そんな中、蓮はただ一人声も出さずに立ち尽した。
「一ノ瀬、大丈夫か?」
隣の席の男子が肩を揺らす。蓮の指先から、シャープペンシルが音を立てて床に転がった。
「嘘…だよ。先生。昨日、一緒に帰ったんだ。また明日なって、笑って別れたんだ。あいつが死ぬなんて、そんなの…そんなの、ありえないよ!」
蓮の叫びは、教室にいた全員の胸を突いた。彼は震える膝を支えきれず、その場に頽れた。
数時間後、蓮は警察署の薄暗い応接室にいた。目の前には、ベテランの佐藤刑事が座っている。

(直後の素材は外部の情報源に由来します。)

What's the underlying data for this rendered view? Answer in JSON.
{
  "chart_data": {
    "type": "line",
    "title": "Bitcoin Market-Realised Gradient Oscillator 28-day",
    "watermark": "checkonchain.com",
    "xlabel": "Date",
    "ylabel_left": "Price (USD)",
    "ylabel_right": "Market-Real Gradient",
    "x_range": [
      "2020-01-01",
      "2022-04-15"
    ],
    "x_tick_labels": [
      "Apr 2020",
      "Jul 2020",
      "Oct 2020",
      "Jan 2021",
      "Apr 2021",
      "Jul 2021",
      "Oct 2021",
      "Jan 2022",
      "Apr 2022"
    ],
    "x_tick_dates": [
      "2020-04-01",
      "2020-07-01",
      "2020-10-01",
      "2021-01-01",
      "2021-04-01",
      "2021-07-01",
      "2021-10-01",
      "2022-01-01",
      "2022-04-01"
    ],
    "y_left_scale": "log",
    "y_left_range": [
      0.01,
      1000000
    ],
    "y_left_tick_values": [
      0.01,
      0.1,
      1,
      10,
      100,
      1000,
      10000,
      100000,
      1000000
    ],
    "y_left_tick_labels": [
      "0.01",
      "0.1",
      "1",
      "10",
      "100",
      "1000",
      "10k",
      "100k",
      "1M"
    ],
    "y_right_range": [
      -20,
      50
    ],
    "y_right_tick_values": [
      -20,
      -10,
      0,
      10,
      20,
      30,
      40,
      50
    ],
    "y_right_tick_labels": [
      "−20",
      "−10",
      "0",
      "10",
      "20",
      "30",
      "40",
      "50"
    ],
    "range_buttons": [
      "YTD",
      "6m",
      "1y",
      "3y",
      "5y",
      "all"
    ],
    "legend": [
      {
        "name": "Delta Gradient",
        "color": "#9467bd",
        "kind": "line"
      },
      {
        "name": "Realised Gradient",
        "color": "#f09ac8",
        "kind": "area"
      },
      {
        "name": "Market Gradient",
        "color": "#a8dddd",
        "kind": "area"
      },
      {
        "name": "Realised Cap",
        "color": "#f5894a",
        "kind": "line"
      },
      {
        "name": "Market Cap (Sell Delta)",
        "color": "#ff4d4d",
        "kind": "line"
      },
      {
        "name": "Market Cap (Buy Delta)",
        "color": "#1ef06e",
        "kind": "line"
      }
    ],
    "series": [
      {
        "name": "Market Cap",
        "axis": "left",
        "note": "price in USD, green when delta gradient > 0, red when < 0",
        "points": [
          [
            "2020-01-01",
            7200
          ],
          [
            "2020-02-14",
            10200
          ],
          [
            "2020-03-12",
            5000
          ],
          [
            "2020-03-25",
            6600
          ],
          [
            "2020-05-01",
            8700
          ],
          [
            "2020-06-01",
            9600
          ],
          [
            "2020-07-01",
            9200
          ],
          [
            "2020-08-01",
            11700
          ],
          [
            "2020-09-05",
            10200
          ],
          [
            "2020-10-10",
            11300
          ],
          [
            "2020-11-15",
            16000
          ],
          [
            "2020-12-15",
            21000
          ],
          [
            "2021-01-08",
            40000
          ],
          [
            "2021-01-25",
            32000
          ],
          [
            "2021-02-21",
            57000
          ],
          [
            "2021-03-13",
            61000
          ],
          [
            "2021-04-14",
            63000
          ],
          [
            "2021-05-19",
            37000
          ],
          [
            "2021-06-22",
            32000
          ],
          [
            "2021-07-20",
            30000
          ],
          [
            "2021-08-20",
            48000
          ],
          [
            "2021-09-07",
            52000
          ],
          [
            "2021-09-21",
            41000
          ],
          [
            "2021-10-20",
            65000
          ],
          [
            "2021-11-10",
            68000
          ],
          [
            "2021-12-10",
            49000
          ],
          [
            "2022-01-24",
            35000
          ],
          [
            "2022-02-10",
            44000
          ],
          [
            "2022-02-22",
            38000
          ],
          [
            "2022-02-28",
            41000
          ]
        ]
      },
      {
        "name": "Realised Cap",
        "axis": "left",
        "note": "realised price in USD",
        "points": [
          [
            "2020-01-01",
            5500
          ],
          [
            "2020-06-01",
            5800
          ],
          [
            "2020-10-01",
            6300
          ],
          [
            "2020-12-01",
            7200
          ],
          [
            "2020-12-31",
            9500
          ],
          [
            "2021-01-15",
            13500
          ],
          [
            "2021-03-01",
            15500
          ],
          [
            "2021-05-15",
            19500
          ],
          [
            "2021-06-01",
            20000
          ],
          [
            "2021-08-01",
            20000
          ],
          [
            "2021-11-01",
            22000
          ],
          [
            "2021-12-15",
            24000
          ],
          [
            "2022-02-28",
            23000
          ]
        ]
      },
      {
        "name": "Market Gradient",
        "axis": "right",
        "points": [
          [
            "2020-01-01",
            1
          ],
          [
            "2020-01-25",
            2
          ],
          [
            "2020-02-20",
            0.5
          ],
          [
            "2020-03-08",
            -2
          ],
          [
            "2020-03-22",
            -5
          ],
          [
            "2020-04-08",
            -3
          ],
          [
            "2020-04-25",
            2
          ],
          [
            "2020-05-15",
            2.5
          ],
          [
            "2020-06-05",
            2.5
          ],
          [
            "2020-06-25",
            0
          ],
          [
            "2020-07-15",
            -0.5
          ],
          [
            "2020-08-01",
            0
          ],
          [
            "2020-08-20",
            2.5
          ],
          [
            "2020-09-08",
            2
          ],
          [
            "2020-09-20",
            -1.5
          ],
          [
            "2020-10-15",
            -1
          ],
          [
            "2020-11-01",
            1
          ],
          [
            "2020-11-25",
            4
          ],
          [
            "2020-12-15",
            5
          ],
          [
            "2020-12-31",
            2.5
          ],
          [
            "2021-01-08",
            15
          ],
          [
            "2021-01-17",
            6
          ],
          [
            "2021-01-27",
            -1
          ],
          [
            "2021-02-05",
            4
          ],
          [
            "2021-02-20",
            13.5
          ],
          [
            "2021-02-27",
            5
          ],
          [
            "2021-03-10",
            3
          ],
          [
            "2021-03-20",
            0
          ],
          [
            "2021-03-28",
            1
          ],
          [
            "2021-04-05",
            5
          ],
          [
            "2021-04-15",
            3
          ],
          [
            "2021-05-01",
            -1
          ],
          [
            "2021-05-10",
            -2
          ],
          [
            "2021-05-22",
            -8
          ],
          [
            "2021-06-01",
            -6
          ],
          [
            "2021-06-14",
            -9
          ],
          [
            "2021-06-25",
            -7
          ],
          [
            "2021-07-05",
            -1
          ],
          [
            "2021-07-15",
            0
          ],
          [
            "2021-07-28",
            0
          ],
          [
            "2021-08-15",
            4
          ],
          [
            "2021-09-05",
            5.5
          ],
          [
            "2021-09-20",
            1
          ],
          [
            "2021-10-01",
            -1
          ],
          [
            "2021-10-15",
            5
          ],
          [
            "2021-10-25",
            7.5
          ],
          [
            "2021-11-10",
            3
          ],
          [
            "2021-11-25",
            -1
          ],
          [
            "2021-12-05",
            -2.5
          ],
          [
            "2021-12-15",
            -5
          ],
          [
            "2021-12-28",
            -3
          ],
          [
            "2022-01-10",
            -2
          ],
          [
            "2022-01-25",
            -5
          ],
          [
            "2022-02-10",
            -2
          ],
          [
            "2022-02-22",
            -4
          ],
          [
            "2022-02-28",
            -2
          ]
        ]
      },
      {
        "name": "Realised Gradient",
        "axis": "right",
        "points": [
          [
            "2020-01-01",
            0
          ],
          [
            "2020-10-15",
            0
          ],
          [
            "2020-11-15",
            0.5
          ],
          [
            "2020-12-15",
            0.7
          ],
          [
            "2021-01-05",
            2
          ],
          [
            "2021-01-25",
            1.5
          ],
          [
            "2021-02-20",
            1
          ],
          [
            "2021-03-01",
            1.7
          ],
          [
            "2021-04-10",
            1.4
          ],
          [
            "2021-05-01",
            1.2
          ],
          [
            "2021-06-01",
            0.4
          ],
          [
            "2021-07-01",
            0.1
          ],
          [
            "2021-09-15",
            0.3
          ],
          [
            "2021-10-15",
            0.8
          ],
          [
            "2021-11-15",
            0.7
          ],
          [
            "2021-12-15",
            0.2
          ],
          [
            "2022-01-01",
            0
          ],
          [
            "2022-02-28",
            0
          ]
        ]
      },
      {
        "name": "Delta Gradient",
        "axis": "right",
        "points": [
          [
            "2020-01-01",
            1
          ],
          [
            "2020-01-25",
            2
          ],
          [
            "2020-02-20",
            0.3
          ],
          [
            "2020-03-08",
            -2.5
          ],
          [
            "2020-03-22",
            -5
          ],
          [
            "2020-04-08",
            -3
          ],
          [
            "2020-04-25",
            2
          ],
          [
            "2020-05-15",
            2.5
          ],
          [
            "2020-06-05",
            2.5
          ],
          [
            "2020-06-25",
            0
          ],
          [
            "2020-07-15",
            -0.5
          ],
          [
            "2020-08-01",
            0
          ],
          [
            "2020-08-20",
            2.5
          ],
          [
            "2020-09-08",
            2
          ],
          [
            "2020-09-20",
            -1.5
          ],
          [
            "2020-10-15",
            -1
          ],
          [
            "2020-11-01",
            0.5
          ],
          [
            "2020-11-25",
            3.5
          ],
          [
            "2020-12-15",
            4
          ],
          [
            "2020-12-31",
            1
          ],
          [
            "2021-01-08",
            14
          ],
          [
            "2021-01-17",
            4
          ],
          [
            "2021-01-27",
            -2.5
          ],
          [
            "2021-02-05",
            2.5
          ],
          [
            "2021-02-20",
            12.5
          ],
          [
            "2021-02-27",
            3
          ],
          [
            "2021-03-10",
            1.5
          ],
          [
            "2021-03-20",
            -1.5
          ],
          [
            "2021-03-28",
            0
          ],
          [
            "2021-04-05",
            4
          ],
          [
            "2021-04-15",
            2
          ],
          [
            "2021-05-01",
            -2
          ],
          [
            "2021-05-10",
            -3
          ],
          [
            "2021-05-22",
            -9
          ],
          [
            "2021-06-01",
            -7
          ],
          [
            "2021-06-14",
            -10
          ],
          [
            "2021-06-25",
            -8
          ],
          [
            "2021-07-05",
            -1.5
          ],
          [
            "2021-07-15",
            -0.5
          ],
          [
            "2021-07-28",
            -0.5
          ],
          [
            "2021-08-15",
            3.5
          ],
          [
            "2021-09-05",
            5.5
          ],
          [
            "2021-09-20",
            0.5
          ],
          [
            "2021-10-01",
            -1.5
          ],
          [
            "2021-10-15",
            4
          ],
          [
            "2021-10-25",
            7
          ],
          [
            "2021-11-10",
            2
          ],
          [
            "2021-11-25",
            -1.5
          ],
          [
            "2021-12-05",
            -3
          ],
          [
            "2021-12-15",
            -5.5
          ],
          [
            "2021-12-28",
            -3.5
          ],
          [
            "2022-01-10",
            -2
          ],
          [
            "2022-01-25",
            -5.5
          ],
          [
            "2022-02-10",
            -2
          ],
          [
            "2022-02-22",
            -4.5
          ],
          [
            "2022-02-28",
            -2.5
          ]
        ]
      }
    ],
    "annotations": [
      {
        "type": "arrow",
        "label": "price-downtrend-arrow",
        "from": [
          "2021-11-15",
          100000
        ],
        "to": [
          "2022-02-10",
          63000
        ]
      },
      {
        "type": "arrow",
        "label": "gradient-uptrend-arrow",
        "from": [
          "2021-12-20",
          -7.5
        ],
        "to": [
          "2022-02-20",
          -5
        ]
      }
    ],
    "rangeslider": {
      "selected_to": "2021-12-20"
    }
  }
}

「一ノ瀬くん、辛いだろうが。少しだけ昨日のことを話してくれるかい?」
「はい。何でも話します。樹を殺した奴が野放しなんて、僕は耐えられません」
蓮は腫らした目で、まっすぐに佐藤を見つめた。
「昨日の夕方、六時に駅前の図書館で別れました。彼は『塾に行かなきゃ』って。僕はそのまま真っ直ぐ家に帰って、母におかえりって言われて…」
「帰宅したのは、何時ごろかな?」
「六時十五分です。帰ってきて玄関の時計を見ました。僕が、無理にでも塾まで送っていれば…あいつが誰かに狙われてるなんて、気づいてあげられればよかったのに」
蓮は顔を覆い、肩を震わせた。佐藤刑事は深く溜息をつき、少年の肩を優しく叩いた。
「自分を責めるな。悪いのは犯人だ。君の証拠は、お母さんの証言とも一致している。君は、樹くんの親友だったんだな」
「親友なんて…僕が言うのもおこがましいくらい、あいつには助けてもらってばかりでした」
蓮は涙を拭い、佐藤を睨むような鋭い視線を向けた。
「佐藤さん、お願いです。僕も捜査を手伝わせてください。あいつの最近の様子なら、僕が一番知っています」
「気持ちはわかるが、君はまだ中学生だ」
「僕の成績は、学年でトップです。論理的な分析なら、大人にも負けません。樹の無念を晴らすためなら、僕は何だってします!」
佐藤は、少年の瞳に宿る悲しみを超えた強い意志に圧倒されたようだった。
「わかった。公にはできないが、君が気づいたことがあれば、いつでも私に連絡してくれ」
「ありがとうございます。必ず。必ず、僕が犯人を見つけ出します」
警察署を出ると、街灯が灯り始めていた。蓮は、樹が発見された河川敷の方角をじっと見つめた。
その手は、ポケットの中でくろ色のキーホルダーを強く握っていた。
まるで、親友は確かに生きていたのだと確かめるかのように。
夜風が吹き抜け、蓮の制服を揺らした。